Search code examples
javafileserializationformatfile-format

Choosing the right file format


I am working on an application, that should have the possibility to save/load data. Most of the data is stored in instances of a class. The data in the instances consist of:

  • a double[][] array
  • some String, int, bool and some enumerators

I have multiple of those instances + some global data that I want to store in a single file.

So far I save all of it as binary data, using

DataOutputStream out = new DataOutputStream(FileOutputStream(file));
out.writeInt()/writeBoolean()/writeUTF()/etc

This works good, the problem is that it is not very flexible. If I add/remove some variables to my container class, there is no simple way to still have the old format be compatible. I started using a version number that I add at the start of the file.
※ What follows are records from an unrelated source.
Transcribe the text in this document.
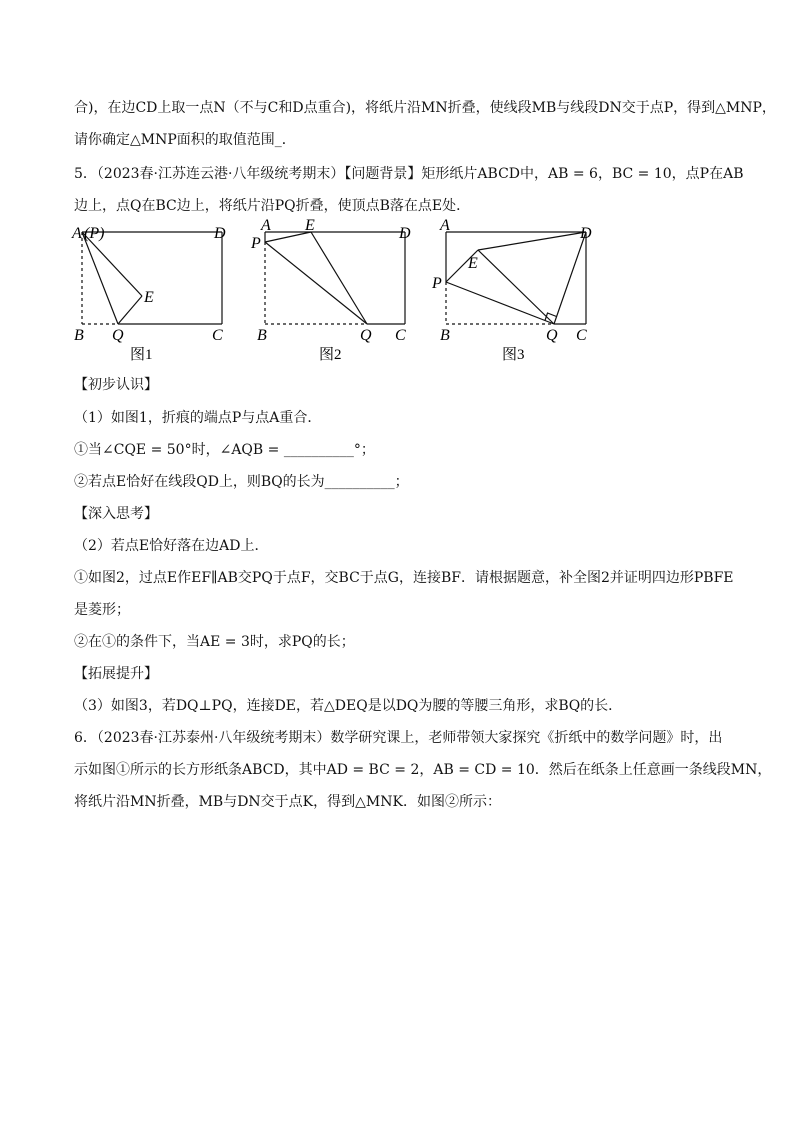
合)，在边CD上取一点N（不与C和D点重合)，将纸片沿MN折叠，使线段MB与线段DN交于点P，得到△MNP，
请你确定△MNP面积的取值范围_．
5．（2023春·江苏连云港·八年级统考期末）【问题背景】矩形纸片ABCD中，AB = 6，BC = 10，点P在AB
边上，点Q在BC边上，将纸片沿PQ折叠，使顶点B落在点E处．
A (P)	D
E
B Q	C
图1
A E	D
P
B	Q C
图2
A	D
E
P
B	Q C
图3
【初步认识】
（1）如图1，折痕的端点P与点A重合．
①当∠CQE = 50°时，∠AQB = __________°；
②若点E恰好在线段QD上，则BQ的长为__________；
【深入思考】
（2）若点E恰好落在边AD上．
①如图2，过点E作EF∥AB交PQ于点F，交BC于点G，连接BF．请根据题意，补全图2并证明四边形PBFE
是菱形；
②在①的条件下，当AE = 3时，求PQ的长；
【拓展提升】
（3）如图3，若DQ⊥PQ，连接DE，若△DEQ是以DQ为腰的等腰三角形，求BQ的长．
6．（2023春·江苏泰州·八年级统考期末）数学研究课上，老师带领大家探究《折纸中的数学问题》时，出
示如图①所示的长方形纸条ABCD，其中AD = BC = 2，AB = CD = 10．然后在纸条上任意画一条线段MN，
将纸片沿MN折叠，MB与DN交于点K，得到△MNK．如图②所示：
But this results in a big loadData/closeData method for every format version.

Text based files are out of the question, because they use way too much space for my double array.
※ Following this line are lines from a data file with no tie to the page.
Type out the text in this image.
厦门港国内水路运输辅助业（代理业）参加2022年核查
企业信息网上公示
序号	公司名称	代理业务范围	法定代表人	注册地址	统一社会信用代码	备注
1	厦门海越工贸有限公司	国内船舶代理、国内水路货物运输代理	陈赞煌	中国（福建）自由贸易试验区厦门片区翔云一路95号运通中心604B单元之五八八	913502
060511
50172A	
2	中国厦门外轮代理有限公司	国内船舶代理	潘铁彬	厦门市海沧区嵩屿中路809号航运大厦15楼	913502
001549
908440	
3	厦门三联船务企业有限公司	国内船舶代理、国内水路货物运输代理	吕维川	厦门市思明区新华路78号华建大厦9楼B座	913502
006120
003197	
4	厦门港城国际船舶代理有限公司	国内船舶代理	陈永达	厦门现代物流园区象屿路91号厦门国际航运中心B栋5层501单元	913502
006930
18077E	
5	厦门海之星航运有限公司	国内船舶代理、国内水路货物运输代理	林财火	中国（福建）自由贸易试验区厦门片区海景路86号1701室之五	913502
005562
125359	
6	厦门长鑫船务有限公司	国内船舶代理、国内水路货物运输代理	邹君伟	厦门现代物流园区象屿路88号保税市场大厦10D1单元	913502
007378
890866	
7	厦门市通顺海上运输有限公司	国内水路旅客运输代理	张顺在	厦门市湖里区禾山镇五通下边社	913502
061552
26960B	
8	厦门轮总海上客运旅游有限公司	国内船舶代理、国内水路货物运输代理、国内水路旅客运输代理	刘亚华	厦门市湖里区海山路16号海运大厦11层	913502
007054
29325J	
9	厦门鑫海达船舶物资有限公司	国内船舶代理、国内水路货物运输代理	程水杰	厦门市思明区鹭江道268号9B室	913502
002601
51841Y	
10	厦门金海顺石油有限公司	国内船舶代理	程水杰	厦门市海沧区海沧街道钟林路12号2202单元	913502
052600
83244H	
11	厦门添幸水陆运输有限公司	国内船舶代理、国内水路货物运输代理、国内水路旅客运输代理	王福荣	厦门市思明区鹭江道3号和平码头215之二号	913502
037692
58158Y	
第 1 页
Do you know a good way to solve this problem? I.e. define a backward compatible format that does not result in a huge amount of code? Any suggestions are appreciated.

An idea that I am thinking of is to mark every variable with an integer identifying that variable. So the format would be [identifier1][variable1(String)][identifier2][variable2(double[][])]....
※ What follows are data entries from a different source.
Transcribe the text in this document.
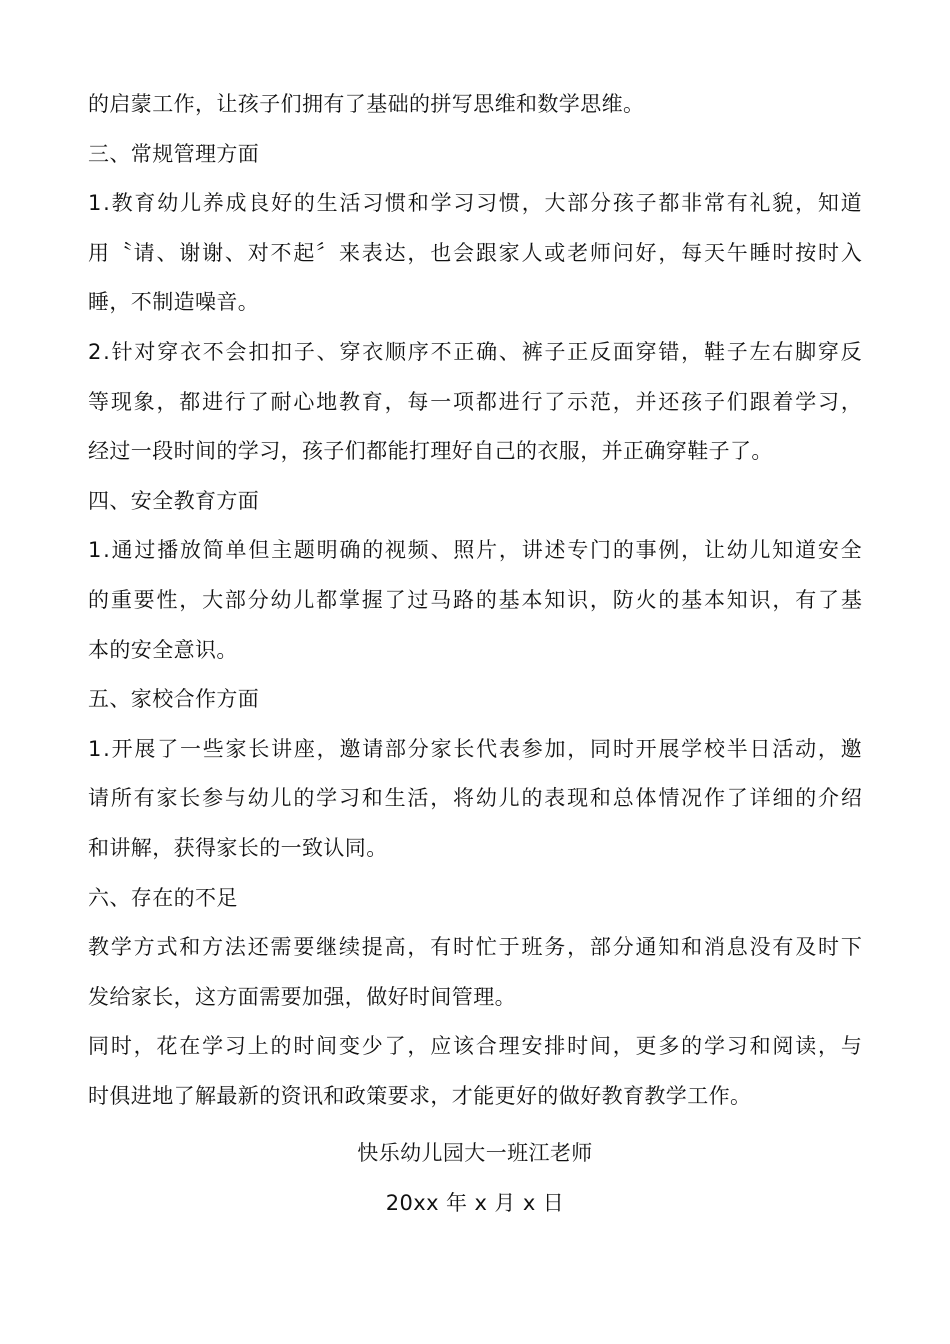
的启蒙工作，让孩子们拥有了基础的拼写思维和数学思维。
三、常规管理方面
1 . 教 育 幼 儿 养 成 良 好 的 生 活 习 惯 和 学 习 习 惯 ， 大 部 分 孩 子 都 非 常 有 礼 貌 ， 知 道
用 〝 请 、 谢 谢 、 对 不 起 〞 来 表 达 ， 也 会 跟 家 人 或 老 师 问 好 ， 每 天 午 睡 时 按 时 入
睡，不制造噪音。
2 . 针 对 穿 衣 不 会 扣 扣 子 、 穿 衣 顺 序 不 正 确 、 裤 子 正 反 面 穿 错 ， 鞋 子 左 右 脚 穿 反
等 现 象 ， 都 进 行 了 耐 心 地 教 育 ， 每 一 项 都 进 行 了 示 范 ， 并 还 孩 子 们 跟 着 学 习 ，
经过一段时间的学习，孩子们都能打理好自己的衣服，并正确穿鞋子了。
四、安全教育方面
1 . 通 过 播 放 简 单 但 主 题 明 确 的 视 频 、 照 片 ， 讲 述 专 门 的 事 例 ， 让 幼 儿 知 道 安 全
的 重 要 性 ， 大 部 分 幼 儿 都 掌 握 了 过 马 路 的 基 本 知 识 ， 防 火 的 基 本 知 识 ， 有 了 基
本的安全意识。
五、家校合作方面
1 . 开 展 了 一 些 家 长 讲 座 ， 邀 请 部 分 家 长 代 表 参 加 ， 同 时 开 展 学 校 半 日 活 动 ， 邀
请 所 有 家 长 参 与 幼 儿 的 学 习 和 生 活 ， 将 幼 儿 的 表 现 和 总 体 情 况 作 了 详 细 的 介 绍
和讲解，获得家长的一致认同。
六、存在的不足
教 学 方 式 和 方 法 还 需 要 继 续 提 高 ， 有 时 忙 于 班 务 ， 部 分 通 知 和 消 息 没 有 及 时 下
发给家长，这方面需要加强，做好时间管理。
同 时 ， 花 在 学 习 上 的 时 间 变 少 了 ， 应 该 合 理 安 排 时 间 ， 更 多 的 学 习 和 阅 读 ， 与
时俱进地了解最新的资讯和政策要求，才能更好的做好教育教学工作。
快乐幼儿园大一班江老师
20xx 年 x 月 x 日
I also thought of serialization, but I don't have any experience and can not really tell if that is the right way to do it.

Please comment if you need more information about the data or some examples.


Solution

  • http://code.google.com/p/protobuf/ is Google's nice cross-platform (and cross-language) way of storing data, with backwards compatibility already baked in, could give it a try.

    In particular this part of the documentation pertains to your case:

    New fields could be easily introduced, and intermediate servers that didn't need to inspect the data could simply parse it and pass through the data without needing to know about all the fields.